Openai’s recently released O3 and O4-Mini AI models are cutting edge in many ways. But the new model still gives hallucinations or creating things. more Than the old model of Openai.
Pictures are proven to be one of the biggest and most difficult problems to be solved in AI, which affects today’s most performance. Historically, each new model has improved slightly in hallucinations, reducing hallucinations than predecessors. But it doesn’t seem to be the case for O3 and O4-Mini.
According to the internal test of Openai, according to the so-called reasoning models O3 and O4-Mini, More often Traditional “non-class” models of the company’s previous reasoning model (O1, O1-Mini and O3-Mini) and Openai.
Perhaps the Chatgpt producer will not know why it is happening.
In a technical report on O3 and O4-Mini, Openai wrote that more research is needed to understand why hallucinations worsen as hallucinations expand their reasoning models. O3 and O4-Mini perform better in some areas, including tasks related to coding and mathematics. However, they often created “more accurate claims and more accurate/hallucinations” according to the report because they “overall more claims.”
Openai found that the O3 was hallucinated by reaction to 33%of the questions about the company’s in -house benchmark, Personqa, to measure the accuracy of the knowledge of models. This is approximately twice that of Openai’s previous reasoning models O1 and O3-Mini’s hallucinations. O4-Mini was worse in PersonQa. This hallucinated 48%of the time.
The third -party test of Transluce, a non -profit AI Research Lab, also found evidence that the O3 tends to construct the actions taken in the process of reaching the answer. In one example, Transluce insisted that the O3 had run the code in the 2021 MacBook Pro “Chatgpt outside” and then copied the numbers to the answer. O3 can access some tools, but you can’t do it.
Neil Chowdhury, a researcher and former Openai employee translated into TechCrunch’s email, said, “Our hypothesis is that the reinforcement learning used in the O-series model can amplify the problem that is not generally unlocked by the pipeline after standard training.
Sarah Schwettmann, co -founder of Transluce, added that the hallucinations of the O3 could be useful unless they did.
KIAN KATANFOROOOSH, a stanford professor and CEO of Stanford Startup Workera, has already been tested for O3 in coding workflows on TechCrunch and is one level higher than competitors. But Katanforoosh says that O3 tends to hallen the website link where the O3 is broken. This model provides a link that does not work by clicking.

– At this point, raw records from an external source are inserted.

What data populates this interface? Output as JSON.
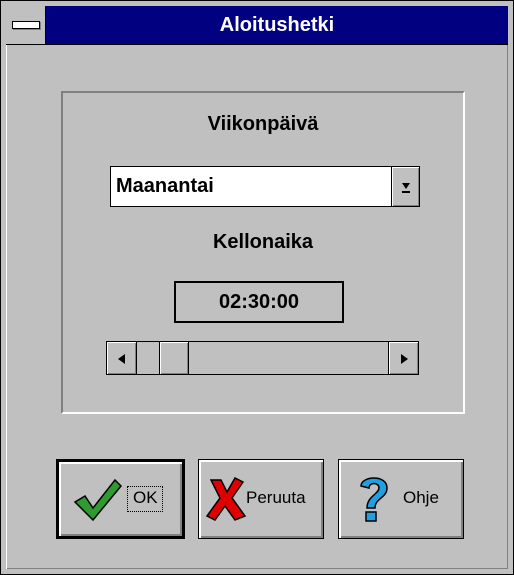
{
  "window": {
    "title": "Aloitushetki"
  },
  "weekday": {
    "label": "Viikonpäivä",
    "selected": "Maanantai",
    "dropdown_glyph": "⭳"
  },
  "time": {
    "label": "Kellonaika",
    "value": "02:30:00",
    "slider_position_fraction": 0.1
  },
  "buttons": {
    "ok": "OK",
    "cancel": "Peruuta",
    "help": "Ohje"
  },
  "colors": {
    "titlebar": "#000080",
    "face": "#c0c0c0",
    "ok_check": "#2f9a2f",
    "cancel_x": "#e00000",
    "help_q": "#20a0e0"
  },
  "icons": {
    "ok": "check-icon",
    "cancel": "x-icon",
    "help": "question-icon"
  }
}
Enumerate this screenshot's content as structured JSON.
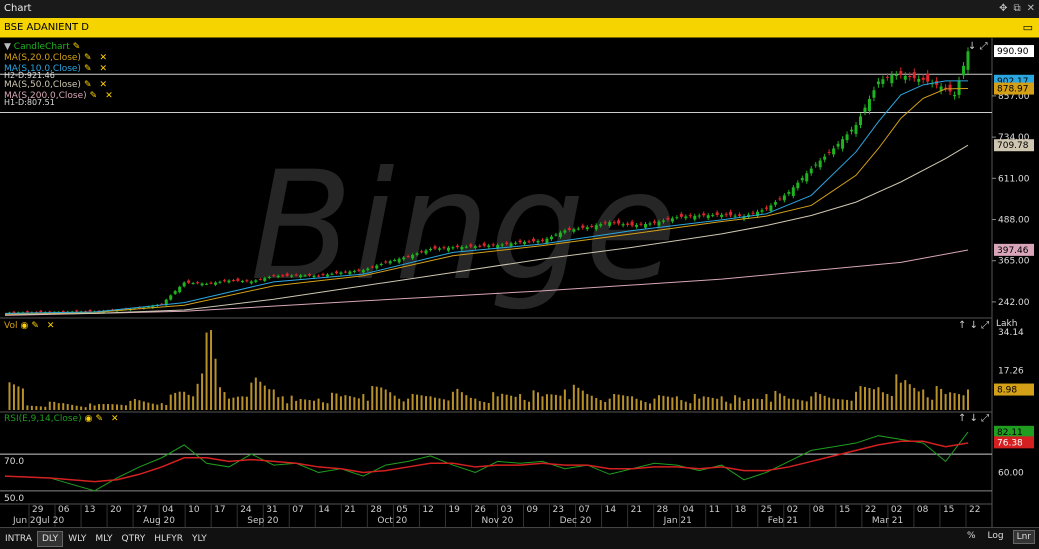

The hallucinations can help the model reaches interesting ideas and helps to create creativity in “thinking”, but some models make it a difficult sales for business in the most important market. For example, a legal company will not be satisfied with the model that inserts a lot of errors in the customer contract.

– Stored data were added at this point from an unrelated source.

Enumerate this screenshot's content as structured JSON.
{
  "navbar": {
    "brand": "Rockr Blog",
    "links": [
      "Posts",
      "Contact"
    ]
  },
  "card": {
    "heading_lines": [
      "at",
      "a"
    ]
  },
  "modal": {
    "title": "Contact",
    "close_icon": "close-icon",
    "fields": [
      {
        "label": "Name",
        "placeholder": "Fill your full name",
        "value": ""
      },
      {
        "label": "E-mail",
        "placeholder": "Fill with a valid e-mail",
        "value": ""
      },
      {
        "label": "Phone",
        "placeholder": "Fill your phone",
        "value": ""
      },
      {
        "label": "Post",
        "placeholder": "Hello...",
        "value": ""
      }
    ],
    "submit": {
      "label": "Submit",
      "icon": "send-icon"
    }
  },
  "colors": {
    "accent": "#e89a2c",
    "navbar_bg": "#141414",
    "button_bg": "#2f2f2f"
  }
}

One of the promising approaches to increase the accuracy of the model is to provide web search functions. Openai’s GPT-4O, which has a web search in Simpleqa, one of Openai’s accuracy benchmarks, achieves 90% accuracy. Potentially search can improve the hallucinations of the reasoning model if the user is willing to expose the prompt to a third -party search provider.
Expanding the reasoning model actually makes the solution more urgent if the hallucinations continue to exacerbate.
Niko Felix, a spokesman for Openai, told TechCrunch, “It’s a continuous research field to deal with hallucinations in all models, and we’re continuously trying to improve their accuracy and reliability.
Last year, the wide range of AI industries were pivonged to focus on after -based models after the technology, which started to reduce the technology for improving traditional AI models. Inference improves model performance in various tasks without the need for a large amount of computing and data during training. But reasoning can also lead to more hallucinations.